SÜREÇ
Evinizi hangi dağ yamacına, hangi dereye yararsanız; bütün rüyalarınız sel ve felakete çıkar!
Bu siyasal anlamda ve tercih ettiğiniz coğrafi konumla da alakalıdır!
Bir Ortadoğu toplumunda sağlıklı bir akıl, dünyayı değiştirecek bir zeka bulamazsınız, olsa bile yaşama geçirme şansınız yoktur!
Yirmi birinci yüzyılın bu hızlı dönüşümünde hala aşiret, dogmatizm ve dahası diktatör seviciliğini marifet sayan tutuk akılla ancak bir dünya kupasında birayı yasaklarsınız, işin bu tarafını hal edince rüyaların cennet ve huri, gerisi de “ yaley!”
Böyle toplumların acayip korkuları vardır ve sürekli bir şeylerin geleceğinden korkarlar!
Biz de olduğu gibi; bir zamanlar komünizm korkusu vardı ve köylere kadar kominist avına çıkılırdı; en büyük karalama “ Koministlerin, ana, bacı tanımadığıydı!”
Şimdi kimi dinbazların fetvalarına bakıyorum da, tanımlamanın yanlış yapıldığına iyice inanıyorum!
Onlar hortlayınca Koministler atılan bu çamurdan sıyırdı, şimdi kendi çamurlarında debelenip duruyorlar!
Ya “ bölünme “ hikayesi?
Kürt’ler ısrarla ve inatla “ hayır, bölmeyeceğiz, böldürtmeyeceğiz “ diyor; yok, bunlar bölücü!
Bir örnek:
İsviçre’nin yetmiş altı kantonu, dört resmî dili var ve bu ülke dünya sıralamasında üst zengin.
Seksen bin dolara ulaşan milli geliri var.
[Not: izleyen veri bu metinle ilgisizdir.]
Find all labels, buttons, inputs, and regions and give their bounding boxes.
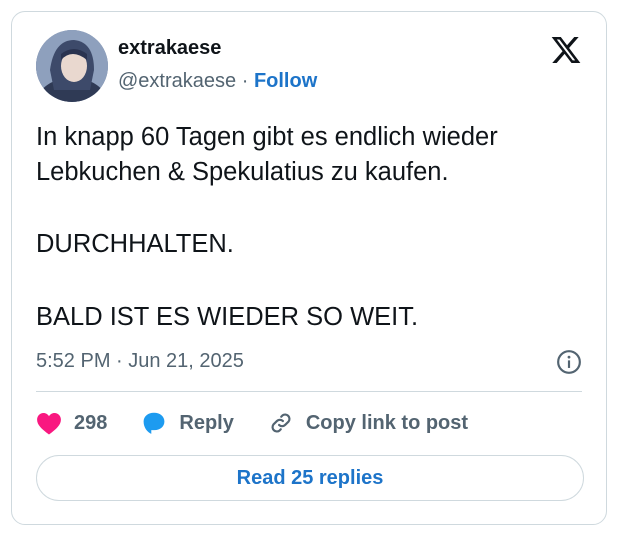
copy-link-button[interactable]: Copy link to post [268, 410, 468, 436]
info-icon[interactable] [556, 349, 582, 375]
read-replies-button[interactable]: Read 25 replies [36, 455, 584, 501]
separator-dot: · [241, 70, 249, 92]
follow-link[interactable]: Follow [254, 70, 317, 92]
tweet-line: BALD IST ES WIEDER SO WEIT. [36, 302, 419, 331]
author-handle-row: @extrakaese · Follow [118, 70, 317, 93]
author-display-name[interactable]: extrakaese [118, 37, 221, 60]
heart-icon [37, 413, 61, 435]
like-button[interactable]: 298 [36, 411, 107, 435]
author-handle[interactable]: @extrakaese [118, 70, 236, 92]
tweet-text: In knapp 60 Tagen gibt es endlich wieder… [36, 120, 592, 334]
tweet-timestamp[interactable]: 5:52 PM · Jun 21, 2025 [36, 350, 244, 373]
copy-link-label: Copy link to post [305, 411, 469, 434]
reply-bubble-icon [143, 412, 165, 434]
link-icon [271, 413, 291, 433]
x-logo-icon[interactable] [550, 34, 582, 66]
divider [36, 391, 582, 392]
avatar[interactable] [36, 30, 108, 102]
avatar-image [36, 30, 108, 102]
reply-button[interactable]: Reply [141, 410, 234, 436]
tweet-actions: 298 Reply Copy link to post [36, 409, 502, 437]
tweet-card: extrakaese @extrakaese · Follow In knapp… [11, 11, 607, 525]
like-count: 298 [74, 411, 108, 434]
tweet-line: DURCHHALTEN. [36, 230, 234, 258]
tweet-line: Lebkuchen & Spekulatius zu kaufen. [36, 157, 449, 186]
tweet-line: In knapp 60 Tagen gibt es endlich wieder [36, 123, 498, 151]
reply-label: Reply [179, 411, 234, 434]
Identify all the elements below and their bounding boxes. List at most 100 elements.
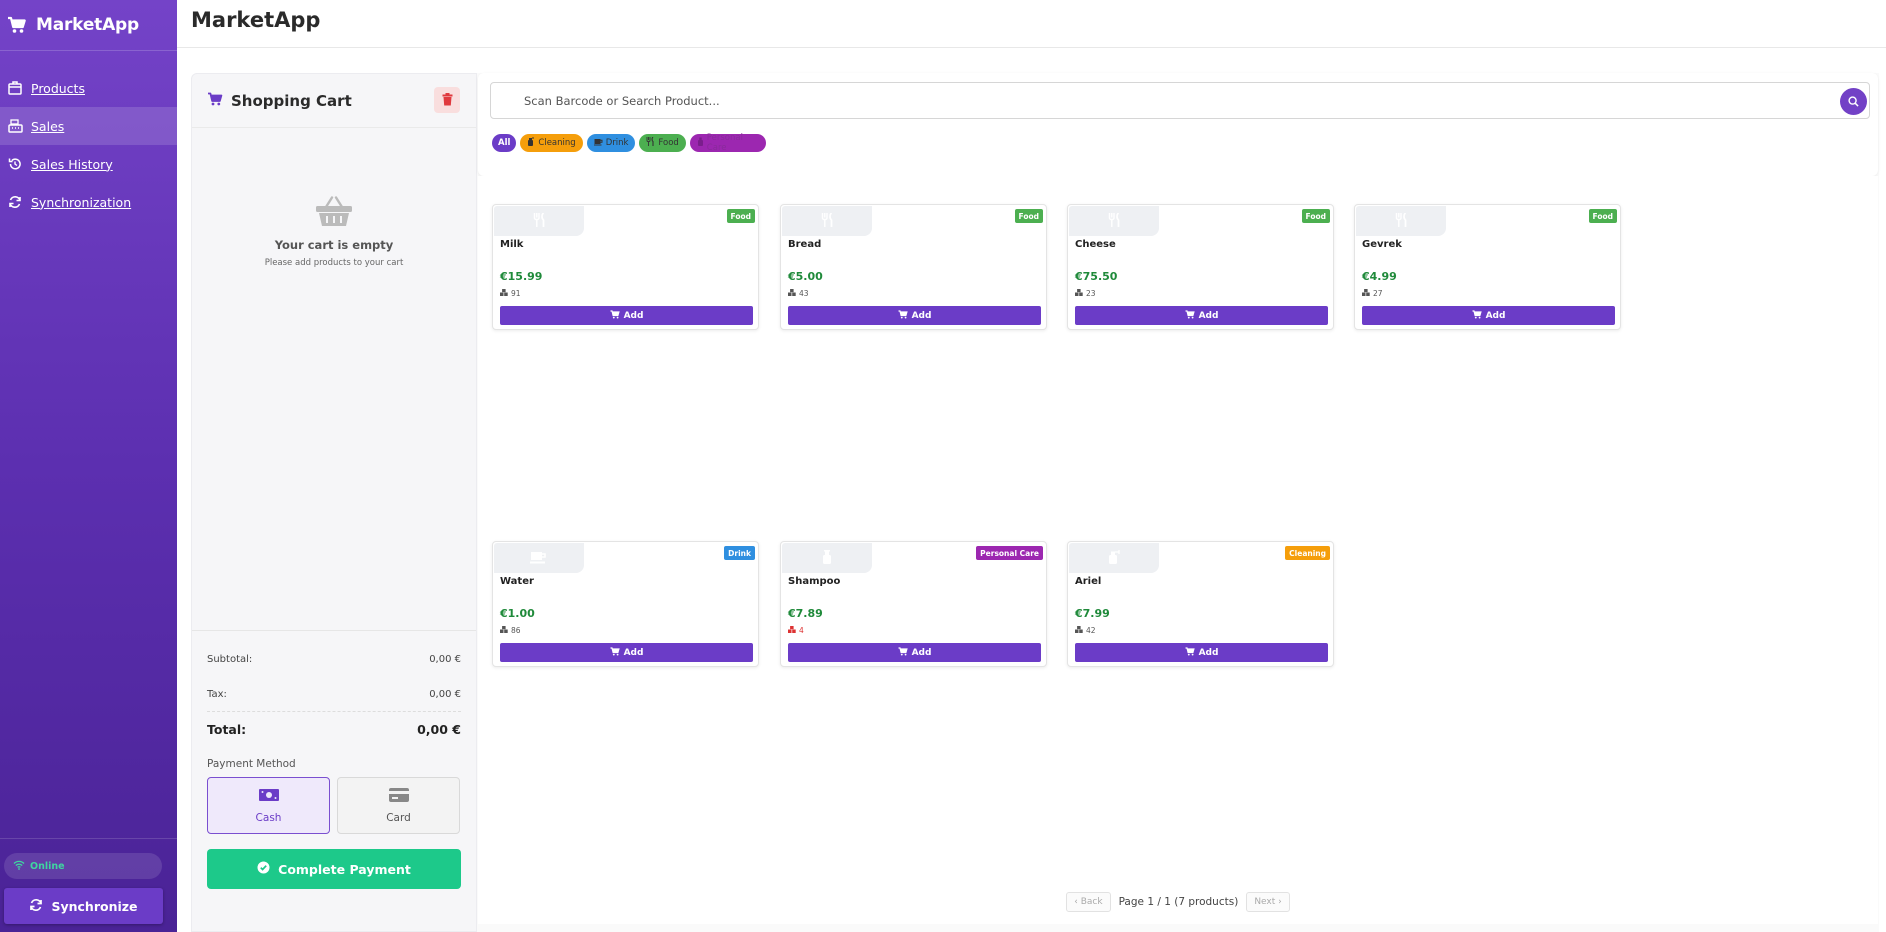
empty-cart-subtitle: Please add products to your cart — [264, 258, 404, 268]
sidebar-item-label: Synchronization — [31, 194, 132, 210]
add-to-cart-button[interactable]: Add — [1075, 306, 1328, 325]
add-to-cart-button[interactable]: Add — [788, 306, 1041, 325]
wifi-icon — [13, 860, 25, 873]
cup-icon — [593, 138, 603, 149]
filter-chip-personal-care[interactable]: Personal Care — [689, 133, 766, 153]
add-to-cart-button[interactable]: Add — [1362, 306, 1615, 325]
filter-chip-all[interactable]: All — [492, 134, 517, 152]
search-button[interactable] — [1840, 88, 1867, 115]
stock-count: 86 — [511, 626, 521, 635]
sidebar-item-label: Sales — [31, 118, 65, 134]
product-card[interactable]: Food Cheese €75.50 23 Add — [1067, 204, 1334, 330]
bottle-icon — [697, 137, 704, 149]
subtotal-value: 0,00 € — [429, 654, 461, 665]
product-card[interactable]: Personal Care Shampoo €7.89 4 Add — [780, 541, 1047, 667]
utensils-icon — [1108, 211, 1121, 231]
product-price: €15.99 — [500, 270, 543, 283]
product-name: Shampoo — [788, 576, 841, 587]
sync-icon — [7, 194, 23, 210]
history-icon — [7, 156, 23, 172]
payment-card-option[interactable]: Card — [337, 777, 460, 834]
app-name: MarketApp — [36, 15, 139, 35]
cart-plus-icon — [1185, 309, 1195, 322]
add-label: Add — [911, 310, 932, 321]
complete-payment-button[interactable]: Complete Payment — [207, 849, 461, 889]
product-name: Gevrek — [1362, 239, 1402, 250]
empty-cart-message: Your cart is empty Please add products t… — [192, 196, 476, 268]
sidebar-item-label: Sales History — [31, 156, 113, 172]
sidebar-nav: Products Sales Sales History Synchroniza… — [0, 69, 177, 221]
stock-count: 43 — [799, 289, 809, 298]
product-stock: 86 — [500, 626, 521, 635]
filter-chip-label: Drink — [605, 138, 629, 148]
product-card[interactable]: Food Milk €15.99 91 Add — [492, 204, 759, 330]
sidebar-item-label: Products — [31, 80, 85, 96]
boxes-icon — [788, 626, 796, 635]
total-label: Total: — [207, 722, 247, 737]
add-to-cart-button[interactable]: Add — [500, 643, 753, 662]
box-icon — [7, 80, 23, 96]
add-label: Add — [623, 647, 644, 658]
category-badge: Drink — [724, 546, 755, 560]
synchronize-button[interactable]: Synchronize — [4, 888, 163, 924]
total-value: 0,00 € — [417, 722, 461, 737]
add-to-cart-button[interactable]: Add — [788, 643, 1041, 662]
sidebar-item-sales[interactable]: Sales — [0, 107, 177, 145]
cart-plus-icon — [898, 309, 908, 322]
category-filters: All Cleaning Drink Food Personal Care — [492, 133, 766, 153]
boxes-icon — [788, 289, 796, 298]
pagination: ‹ Back Page 1 / 1 (7 products) Next › — [477, 892, 1879, 912]
cup-icon — [530, 549, 548, 568]
cart-plus-icon — [610, 309, 620, 322]
product-image — [1069, 543, 1159, 573]
cart-plus-icon — [898, 646, 908, 659]
sidebar-item-products[interactable]: Products — [0, 69, 177, 107]
credit-card-icon — [388, 787, 410, 806]
product-name: Milk — [500, 239, 524, 250]
sidebar-item-sales-history[interactable]: Sales History — [0, 145, 177, 183]
filter-chip-cleaning[interactable]: Cleaning — [520, 134, 583, 152]
clear-cart-button[interactable] — [434, 87, 460, 113]
pagination-back-button[interactable]: ‹ Back — [1066, 892, 1111, 912]
stock-count: 4 — [799, 626, 804, 635]
payment-cash-option[interactable]: Cash — [207, 777, 330, 834]
page-title: MarketApp — [191, 8, 321, 32]
cart-plus-icon — [1472, 309, 1482, 322]
sync-icon — [29, 898, 43, 915]
synchronize-label: Synchronize — [51, 898, 138, 914]
product-price: €5.00 — [788, 270, 823, 283]
pagination-next-button[interactable]: Next › — [1246, 892, 1290, 912]
cart-plus-icon — [1185, 646, 1195, 659]
tax-value: 0,00 € — [429, 689, 461, 700]
tax-label: Tax: — [207, 689, 227, 700]
add-label: Add — [1198, 310, 1219, 321]
category-badge: Food — [1014, 209, 1043, 223]
product-card[interactable]: Cleaning Ariel €7.99 42 Add — [1067, 541, 1334, 667]
product-image — [782, 206, 872, 236]
brand[interactable]: MarketApp — [0, 0, 177, 51]
basket-icon — [315, 196, 353, 228]
filter-chip-label: Personal Care — [706, 133, 743, 153]
product-image — [1069, 206, 1159, 236]
add-to-cart-button[interactable]: Add — [1075, 643, 1328, 662]
product-name: Ariel — [1075, 576, 1102, 587]
cart-title: Shopping Cart — [231, 91, 352, 110]
filter-chip-drink[interactable]: Drink — [586, 134, 636, 152]
product-stock: 27 — [1362, 289, 1383, 298]
add-to-cart-button[interactable]: Add — [500, 306, 753, 325]
product-image — [494, 543, 584, 573]
search-input[interactable] — [491, 83, 1869, 118]
payment-card-label: Card — [386, 812, 411, 824]
filter-chip-food[interactable]: Food — [639, 134, 686, 152]
sidebar-item-synchronization[interactable]: Synchronization — [0, 183, 177, 221]
search-icon — [1848, 92, 1859, 111]
product-card[interactable]: Food Gevrek €4.99 27 Add — [1354, 204, 1621, 330]
product-name: Water — [500, 576, 534, 587]
product-card[interactable]: Food Bread €5.00 43 Add — [780, 204, 1047, 330]
add-label: Add — [1198, 647, 1219, 658]
product-card[interactable]: Drink Water €1.00 86 Add — [492, 541, 759, 667]
stock-count: 91 — [511, 289, 521, 298]
product-price: €1.00 — [500, 607, 535, 620]
cash-icon — [258, 787, 280, 806]
stock-count: 23 — [1086, 289, 1096, 298]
Yani bizim paramızla iki milyona yakın!
Şimdi bunlar bölünmemiş de, sen mi bölünüyorsun?
Aslında öyle bölünmüşsün ki sen hariç herkes farkında!
Adaletin yok, hak, hukukun yok, onca haksızlığı nimet gibi yutturduğun yığınlar var ve bunu da zekadan sayıyorsun!
Tanrı vergisi bire bin veren topraklarda insanın, et, meyve ve temel gıdayı kanı pahasına olduğu için yiyemiyor!
Sadece İsviçre mi?
Diğer gelişmiş ülkelerin hepsi öyle; onların da bir Allahı, peygamberi, kitabı, ibadet yerleri var ve onlar, bunların hiç birini seçim malzemesi yapmaz, yaptıkları anda ayıpsanır, şarlatan muamelesi görürler ki toplum karşısına çıkmazlar ve ayıplı mal gibi muamele görürler!
Dahası; onlar da yazar, çizer üst kıymettir; ya sende?
Dünyada bizden daha fazla yazarı, çizeri zindanlara çekilen, öldürülen ve korkudan yazamayan başka bir ülke var mı?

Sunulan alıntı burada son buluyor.